There’s a pause where Laura decides she probably should be saying sir after all, then he says, “Engineering are looking at a late night,” and she figures that makes up their three bad things for this week. Maybe that means she’ll get good news tomorrow.

“Yes, sir,” she says.

“Thank you. Garrow out.” That doesn’t help any, so Laura spends the next hour scouring a personnel list and trying to at least memorize names and ranks, wishing she had photos to go with them.

*

The infirmary’s empty when Laura gets there the next morning, apart from Beckett in his office making notes. He jumps when she knocks and says, “Good morning, my dear.” Laura’s not sure, because no-one’s saying and it wasn’t something she wanted to ask Katie, but she thinks she and Beckett might have gone out at some point, though she doesn’t get the impression they still were before the incident. He’s sweet enough, in an excessively gentlemanly way, but she can’t imagine she wouldn’t have gotten bored with him after a while. She always has before, and with people far more exciting than an intergalactic Scottish doctor.

“Morning.” She waves a hand at the empty infirmary, feeling oddly awkward without Lorne there to act as a buffer. “Everyone better now?”

“Aye, all awake with no after effects.” Beckett taps something to blank his screen and stands up.

“So they’re all back at work?” Laura asks. It comes out like an idle query, but she can’t help thinking it sounds like an odd thing to ask.

Beckett shakes his head. “No, confined to quarters till tomorrow. Shame the spores didn’t come with instructions: do not operate heavy or dangerous machinery for 24 hours after inhalation.”

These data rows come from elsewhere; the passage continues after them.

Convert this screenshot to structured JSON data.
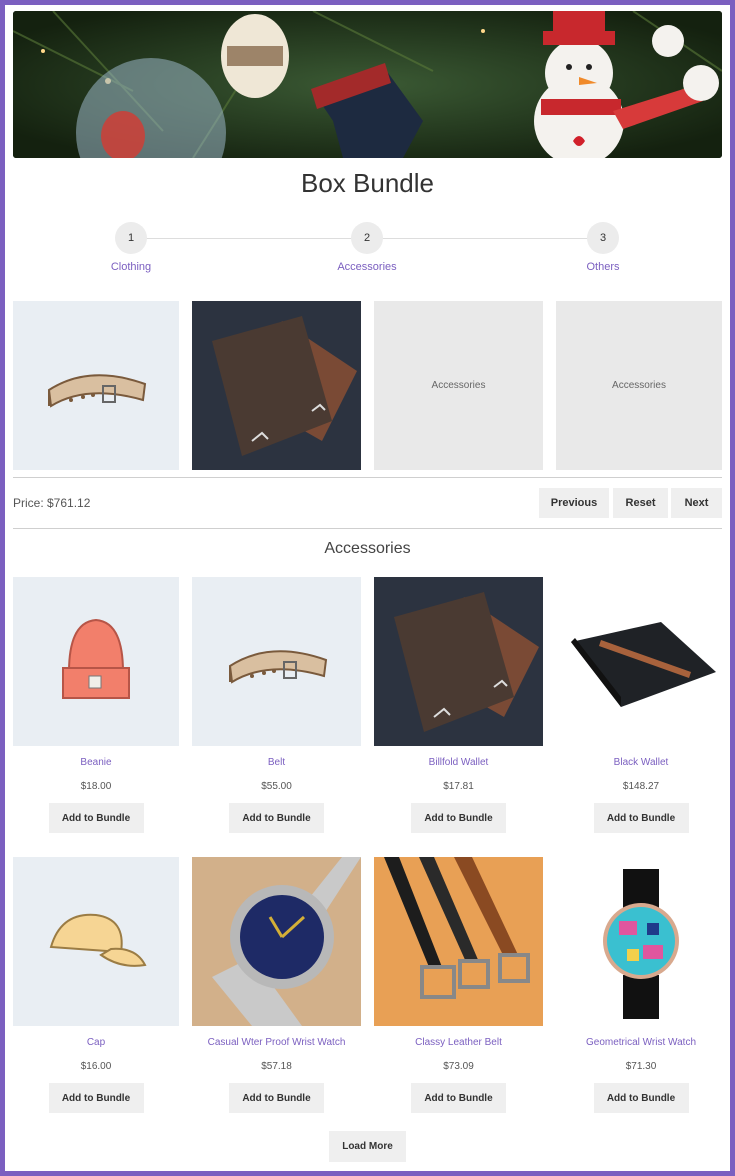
{
  "page": {
    "title": "Box Bundle",
    "section_title": "Accessories",
    "price_text": "Price: $761.12",
    "accent_color": "#7b5fc0"
  },
  "steps": [
    {
      "number": "1",
      "label": "Clothing"
    },
    {
      "number": "2",
      "label": "Accessories"
    },
    {
      "number": "3",
      "label": "Others"
    }
  ],
  "bundle_slots": [
    {
      "type": "image",
      "image": "belt"
    },
    {
      "type": "image",
      "image": "billfold-wallet"
    },
    {
      "type": "placeholder",
      "text": "Accessories"
    },
    {
      "type": "placeholder",
      "text": "Accessories"
    }
  ],
  "nav": {
    "previous": "Previous",
    "reset": "Reset",
    "next": "Next"
  },
  "products": [
    {
      "name": "Beanie",
      "price": "$18.00",
      "image": "beanie"
    },
    {
      "name": "Belt",
      "price": "$55.00",
      "image": "belt"
    },
    {
      "name": "Billfold Wallet",
      "price": "$17.81",
      "image": "billfold-wallet"
    },
    {
      "name": "Black Wallet",
      "price": "$148.27",
      "image": "black-wallet"
    },
    {
      "name": "Cap",
      "price": "$16.00",
      "image": "cap"
    },
    {
      "name": "Casual Wter Proof Wrist Watch",
      "price": "$57.18",
      "image": "wrist-watch"
    },
    {
      "name": "Classy Leather Belt",
      "price": "$73.09",
      "image": "leather-belts"
    },
    {
      "name": "Geometrical Wrist Watch",
      "price": "$71.30",
      "image": "geometrical-watch"
    }
  ],
  "add_to_bundle_label": "Add to Bundle",
  "load_more_label": "Load More"
}
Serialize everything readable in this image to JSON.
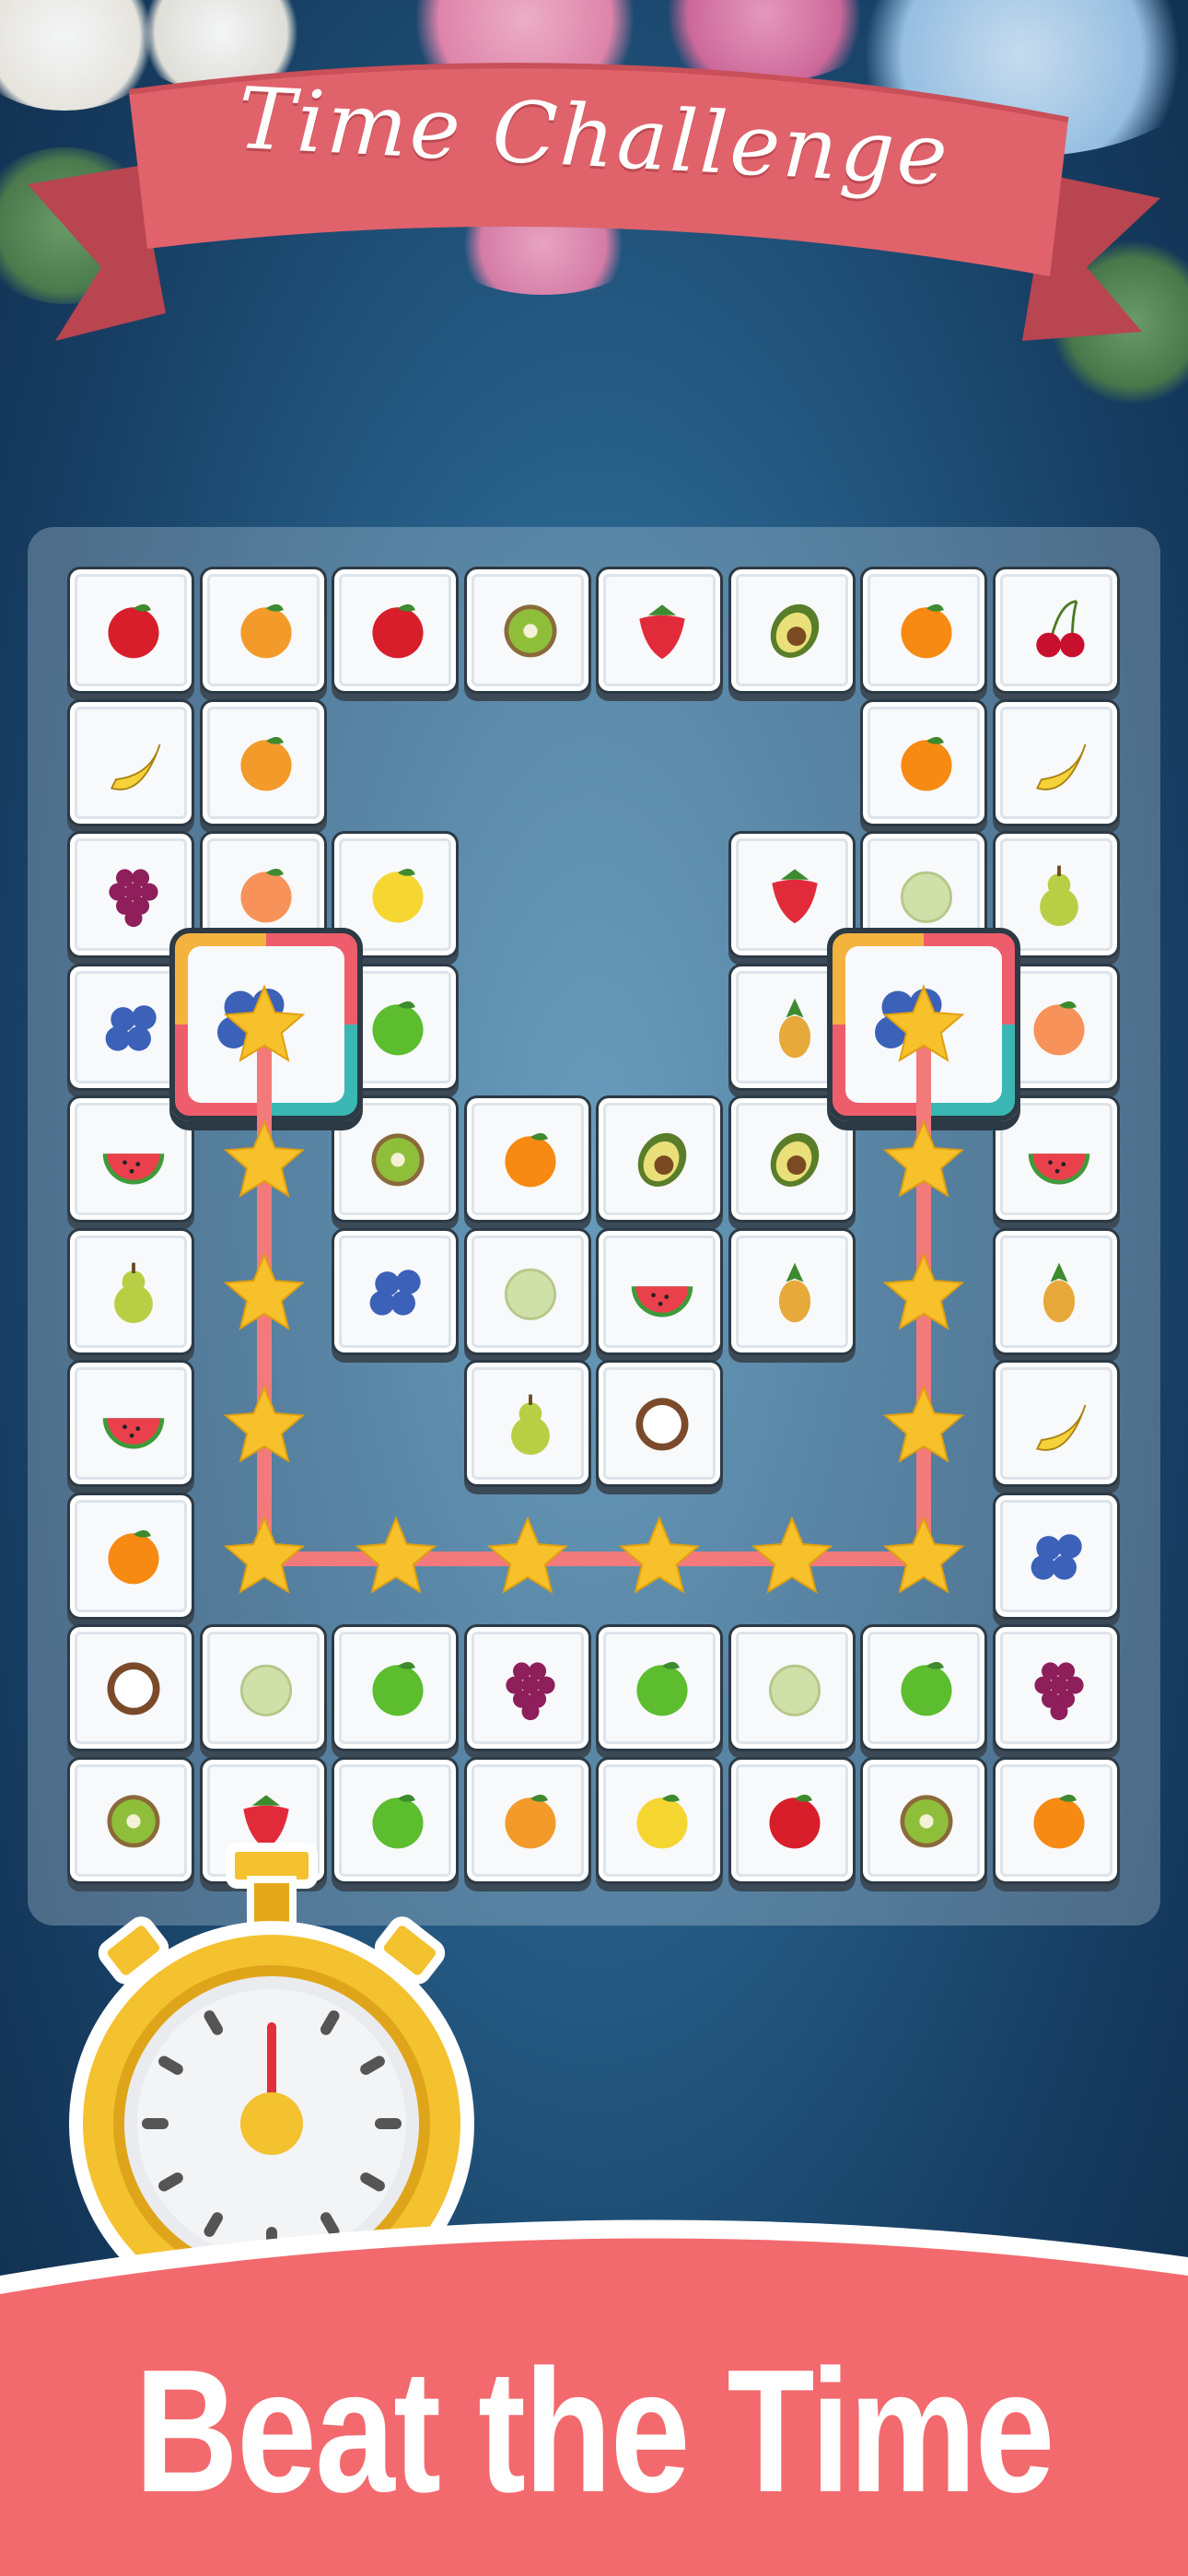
{
  "banner": {
    "title": "Time Challenge",
    "color": "#e0636b"
  },
  "tagline": {
    "text": "Beat the Time",
    "band_color": "#f26a6e"
  },
  "palette": {
    "path": "#f27a7a",
    "star": "#f6c12b",
    "timer": "#f4c12f"
  },
  "board": {
    "rows": [
      [
        "apple",
        "mango",
        "apple",
        "kiwi",
        "strawberry",
        "avocado",
        "orange",
        "cherry"
      ],
      [
        "banana",
        "mango",
        null,
        null,
        null,
        null,
        "orange",
        "banana"
      ],
      [
        "grapes",
        "peach",
        "lemon",
        null,
        null,
        "strawberry",
        "melon",
        "pear"
      ],
      [
        "blueberry",
        "blueberry",
        "apple-green",
        null,
        null,
        "pineapple",
        "blueberry",
        "peach"
      ],
      [
        "watermelon",
        null,
        "kiwi",
        "orange",
        "avocado",
        "avocado",
        null,
        "watermelon"
      ],
      [
        "pear",
        null,
        "blueberry",
        "melon",
        "watermelon",
        "pineapple",
        null,
        "pineapple"
      ],
      [
        "watermelon",
        null,
        null,
        "pear",
        "coconut",
        null,
        null,
        "banana"
      ],
      [
        "orange",
        null,
        null,
        null,
        null,
        null,
        null,
        "blueberry"
      ],
      [
        "coconut",
        "melon",
        "apple-green",
        "grapes",
        "apple-green",
        "melon",
        "apple-green",
        "grapes"
      ],
      [
        "kiwi",
        "strawberry",
        "apple-green",
        "mango",
        "lemon",
        "apple",
        "kiwi",
        "orange"
      ]
    ],
    "selected": [
      {
        "fruit": "blueberry",
        "row": 3,
        "col": 1
      },
      {
        "fruit": "blueberry",
        "row": 3,
        "col": 6
      }
    ]
  },
  "fruit_colors": {
    "apple": "#d81e2a",
    "apple-green": "#5cbd2e",
    "mango": "#f29b2a",
    "kiwi": "#8fbf3a",
    "strawberry": "#e22b3a",
    "avocado": "#5a7d2a",
    "orange": "#f68a12",
    "cherry": "#c8102e",
    "banana": "#f6d23a",
    "grapes": "#8e1f5a",
    "peach": "#f7935a",
    "lemon": "#f6d631",
    "melon": "#cfe0a9",
    "pear": "#b8cf45",
    "blueberry": "#3c61b8",
    "pineapple": "#e7a93a",
    "watermelon": "#e9404c",
    "coconut": "#7a4a2a"
  }
}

Laura laughs, imagining Katie fighting to be allowed back to her labs; it’s already obvious that any excuse will be used by medical to get the scientists to sleep. “No door guards?”

“That was coming next,” Beckett assures her with a smile, and pats the scanner bed. “Up you get, my dear.”

The scan takes twenty minutes, and Laura closes her eyes, taking a couple of deep breaths, emptying her mind. She still does the yoga exercises she learned in college, the relaxation ones more and more since she joined the SGC. She thinks about asking Teyla if she’d be interested; she’s got the same calm Laura remembers from her yoga teacher. Maybe Katie as well, or even Dr Weir – she’s a little surprised Atlantis doesn’t have this already, if it has a basketball league, and she reminds herself to ask someone who’ll know. For all she knows, she already leads a yoga class, though she suspects someone would have mentioned it by now.

The twenty minutes are over in what seems like a lot less time, then Beckett’s peering at his screen while Laura fastens her boots again. “Still nothing?” she asks.

“Still nothing,” he agrees. “Off you go to Rodney and Colonel Sheppard now, see what they’ve come up with. I might be seeing you again today.”

Laura stares at him, lost, and he adds, “For another scan, if they reverse it.”

“Right,” Laura agrees, reaching for her ear piece and reattaching it, listening to silence for a minute. “See you later.”

*

Major Lorne’s still out, so it’s just Laura and the command trio. She knows as soon as she steps into the conference room that this is bad news, even before Dr Weir says, “sit down, Lieutenant.” She and Sheppard don’t give anything away, but McKay’s got the worst poker face she’s ever seen, and his whole posture exudes defeat.

She smiled anyway, taking the free seat, and asks, “Is there any news?” They probably all know she’s guessed, but she needs the time to force her reaction down.

Dr Weir tells her, soft and apologetic, that they found the device in the database, with a link to a project designed to restore accidentally deleted memories. It was abandoned, she says, not long before the war with the Wraith got serious, because the Ancients couldn’t see a way to make it work. McKay’s team will work on finishing it, she says, but –

“It’s permanent,” Laura finishes, and sees genuine distress flash over Colonel Sheppard’s face. She snuck a look at some of his reports when she was reading her own, and for a fleeting second, she’s grateful it happened to her and not him; she can’t imagine having the connection to the city that he seems to have, much less imagine losing the memory of using it. “Okay.” It’s more of a shock than she would have expected.

There’s silence for a minute, before she forces herself to look up in time to see Sheppard nod his head for McKay to leave. Once he’s gone, it’s easier for her to sit up straight and wait – they’re dealing with her as a Marine now, not as a person.

“We want you to stay on Atlantis,” Sheppard says. “It’s your decision, but we want you here.”

“Yes, sir,” Laura says easily, because that’s never been a real question. “I do, too.”

“Good.” Sheppard’s posture loosens slightly. “Then I’d like to get you back on active duty. You were rostered off today anyway, but you’re down to join an escort for a scientific exploration team in the city tomorrow. Report to Captain Garrow at 0800.”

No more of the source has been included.